Simply put, Vox Nodi guarantees that any request to our API is returned quickly, reliably, and with 100% accurate data.
And Supernode still enables developers to scale infinitely and reliably, because rather than an individual node, there is a full, distributed blockchain engine responding to each request.
In short, it is not a load balancer.
Implications & Conclusion
There are many different dimensions to consider when choosing how to connect your dApp to the blockchain: A provider’s ability to deliver accuracy should be the number one on your list.

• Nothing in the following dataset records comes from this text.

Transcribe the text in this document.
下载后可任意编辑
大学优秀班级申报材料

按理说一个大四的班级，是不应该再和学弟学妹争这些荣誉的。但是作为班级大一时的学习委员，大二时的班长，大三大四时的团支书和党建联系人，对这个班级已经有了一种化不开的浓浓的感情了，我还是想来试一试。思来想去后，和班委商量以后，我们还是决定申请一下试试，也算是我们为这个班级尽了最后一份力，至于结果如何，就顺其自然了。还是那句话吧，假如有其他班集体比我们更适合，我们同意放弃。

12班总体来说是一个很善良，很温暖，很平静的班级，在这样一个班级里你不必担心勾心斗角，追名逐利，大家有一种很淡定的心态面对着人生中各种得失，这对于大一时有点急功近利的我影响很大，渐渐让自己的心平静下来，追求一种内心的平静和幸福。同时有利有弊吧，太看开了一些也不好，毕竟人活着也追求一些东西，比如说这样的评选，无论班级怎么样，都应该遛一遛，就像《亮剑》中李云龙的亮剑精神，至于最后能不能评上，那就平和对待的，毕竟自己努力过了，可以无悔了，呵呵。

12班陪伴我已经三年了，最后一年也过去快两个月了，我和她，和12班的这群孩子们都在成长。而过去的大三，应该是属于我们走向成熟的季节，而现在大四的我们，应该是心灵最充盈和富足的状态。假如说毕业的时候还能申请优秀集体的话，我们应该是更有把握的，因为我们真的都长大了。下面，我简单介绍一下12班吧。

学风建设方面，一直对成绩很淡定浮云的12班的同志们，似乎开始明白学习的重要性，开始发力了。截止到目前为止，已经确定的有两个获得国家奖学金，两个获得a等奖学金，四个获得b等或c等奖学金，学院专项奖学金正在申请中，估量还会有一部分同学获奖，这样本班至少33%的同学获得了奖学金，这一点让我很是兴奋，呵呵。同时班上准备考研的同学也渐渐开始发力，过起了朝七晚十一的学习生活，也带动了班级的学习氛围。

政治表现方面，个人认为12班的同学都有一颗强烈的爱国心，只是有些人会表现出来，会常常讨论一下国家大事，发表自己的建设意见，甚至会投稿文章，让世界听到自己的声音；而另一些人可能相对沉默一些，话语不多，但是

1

At Alchemy, accuracy is a top priority. Get started on Alchemy for free today.
In thinking about benchmarking accuracy, we started from first principles and tested one of the most basic Ethereum RPC calls: eth_blockNumber.
As a refresher, eth_blockNumber returns the Ethereum network’s latest block number, and in a decentralized network, the block with the highest block number contains the most recent transactions.
Because of this, in normal network conditions, calling eth_blockNumber from a single node/node provider should only return block numbers that ascend in value. Any inconsistency in ascending data is indicative of a reversion or, when it happens more frequently, of potential provider data inaccuracy.
Note that this is different from a ‘reorg’, where a new longest chain replaces existing data on a node. ‘Reorgs’ will always have at least as many blocks as the data already on a node, so if we see block number go backward we can know definitively say that it’s caused by broken infrastructure.
To understand how we measure misaligned data, let’s assume that we have the following sequence of block numbers after pollingeth_blockNumber a total of 13 times.
Given this sequence, we find a total of 5 errors at block indices 6, 7, 9, 10, & 11. What this means is that at blocks 6, 7, 9, 10 &11, the returned blocks did not follow the expected sequence of ascending values, evidencing some underlying data accuracy issue.
NOTE: Once we record that the node provider is on block number 2, we assume that any subsequent values of 1 are incorrect and equivalent to the provider time-traveling and providing current block value that is 1 block late. Similarly, once we record that the node provider is on block number 3, any instances of blocks 1 or 2 showing up are now misaligned. To simplify this benchmarking test, we explicitly measure data accuracy from individual providers themselves and do not cross-compare block data between different providers.